Last week, we examined the accuracy of several presidential forecasts. For those familiar with statistics and probability theory, the results proved unsurprising: the forecasts came reasonably close to the state-level outcomes, but the average forecast outperformed them all.
Put another way, the aggregate of aggregates performed better than the sum of its parts.
This year’s Senate races provide us another opportunity to test our theory. Today, I gathered the Senate forecasts from several prognosticators and compared them to the most recent Election Day returns. As before, I also computed the RMSE (root mean squared error) to capture how accurate each forecaster was on average.
We must note one modest complication: not all forecasters posited a point-estimate for every Senate race. Nate Silver put forward a prediction for every race; but Sam Wang of Princeton University only released 10 predictions for competitive races.

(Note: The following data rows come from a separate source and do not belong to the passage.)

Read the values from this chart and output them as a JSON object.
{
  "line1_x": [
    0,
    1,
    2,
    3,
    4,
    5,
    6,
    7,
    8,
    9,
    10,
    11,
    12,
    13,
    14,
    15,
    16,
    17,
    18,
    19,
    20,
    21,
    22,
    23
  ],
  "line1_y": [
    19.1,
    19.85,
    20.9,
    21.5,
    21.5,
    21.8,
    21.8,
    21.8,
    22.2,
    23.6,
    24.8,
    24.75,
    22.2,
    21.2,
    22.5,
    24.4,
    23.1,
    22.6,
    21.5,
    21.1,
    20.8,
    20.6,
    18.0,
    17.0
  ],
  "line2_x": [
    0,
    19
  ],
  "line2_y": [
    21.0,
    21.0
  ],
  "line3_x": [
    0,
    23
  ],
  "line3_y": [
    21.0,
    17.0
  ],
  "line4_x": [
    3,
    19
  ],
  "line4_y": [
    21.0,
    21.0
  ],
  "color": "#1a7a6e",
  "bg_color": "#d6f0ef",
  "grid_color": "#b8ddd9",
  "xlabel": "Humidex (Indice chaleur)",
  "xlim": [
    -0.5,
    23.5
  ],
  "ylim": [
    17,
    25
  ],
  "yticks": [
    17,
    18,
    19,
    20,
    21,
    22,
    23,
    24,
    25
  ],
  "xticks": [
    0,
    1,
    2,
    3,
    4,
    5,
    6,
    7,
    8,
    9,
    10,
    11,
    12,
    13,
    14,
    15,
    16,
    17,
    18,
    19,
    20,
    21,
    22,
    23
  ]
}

We accordingly compute two different RMSEs. The first, RMSE-Tossups, only computes the RMSE for those races for which each forecaster put forward a prediction. (There are nine races that fall into this category: Arizona, Connecticut, Massachusetts, Missouri, Montana, Nevada, North Dakota, Virginia and Wisconsin.)
The other calculation, RMSE-Total, shows each forecaster’s RMSE over all predictions. Wang, for example, is evaluated by his accuracy on the ten predictions he made; while Silver is evaluated on all 33 races.

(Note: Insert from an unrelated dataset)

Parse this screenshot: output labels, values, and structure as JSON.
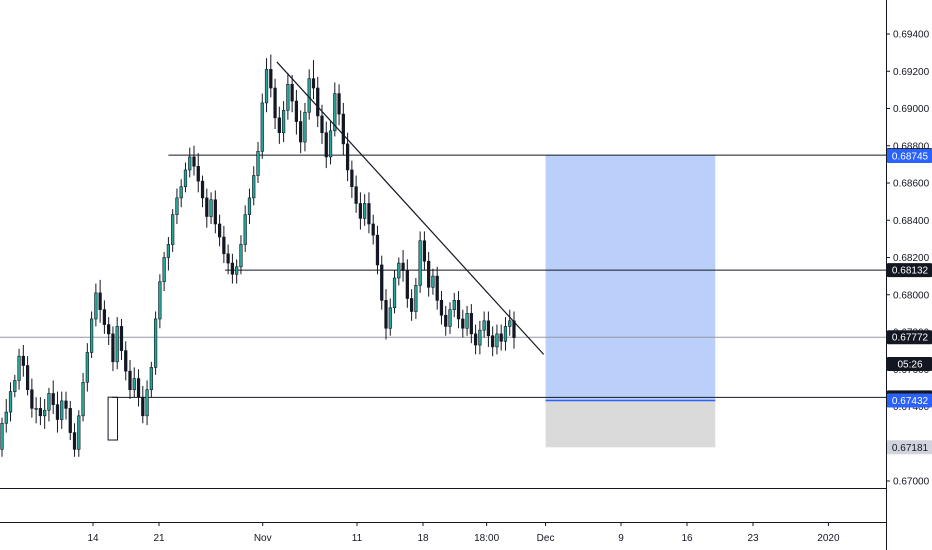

The numbers in the above table give us a sense of how accurate each forecast was. The bigger the number, the larger the error. So what can we learn?
Alas! The average performs admirably yet again. It’s not perfect, of course; for some races, there are precious few forecasts to average over: Delaware, for instance, has only the 538 prediction.
To begin accounting for this, we weight the RMSE by the share of forecasts used to compute the average. If we limit our evaluation of the average to only those races with three or more available forecasts, the RMSE drops to 4.8.
What else emerges from the table? For one, the poll-only forecasts — especially the Wang, RCP and Pollster forecasts — perform better than Nate’s mélange of state polls and economic fundamentals.
North Dakota, where Democrat Heidi Heitkamp bested Republican Rick Berg, provides a case in point. Pollster and RealClearPolitics both predicted a narrow win for Ms. Heitkamp. The 538 model considered the same polls upon which Pollster and RCP based their predictions; but the fundamentals in Mr. Silver’s model overwhelmed the polls. As a result, the 538 model predicted that Mr. Berg would win by more than five points. [See Footnote 1.]
In sum, however, all of the forecasts did reasonably well at calling the overall outcome. We can chalk this up to another victory for (most) pollsters and the quants who crunch the data.
1. Addendum: In the original post (text above is unchanged), I argued that Mr. Silver’s economic fundamentals pushed his ND forecast in the wrong direction. This undoubtedly contributed to his inaccuracy in North Dakota, but it wasn’t the main factor. As commenters pointed out, Silver’s model was selective in the polls it used to predict the outcome. As of the last run of the model, Silver’s polling average lined up fairly well with RCP (Berg +5) but not with Pollster (Heitcamp +0.3). Mea Culpa.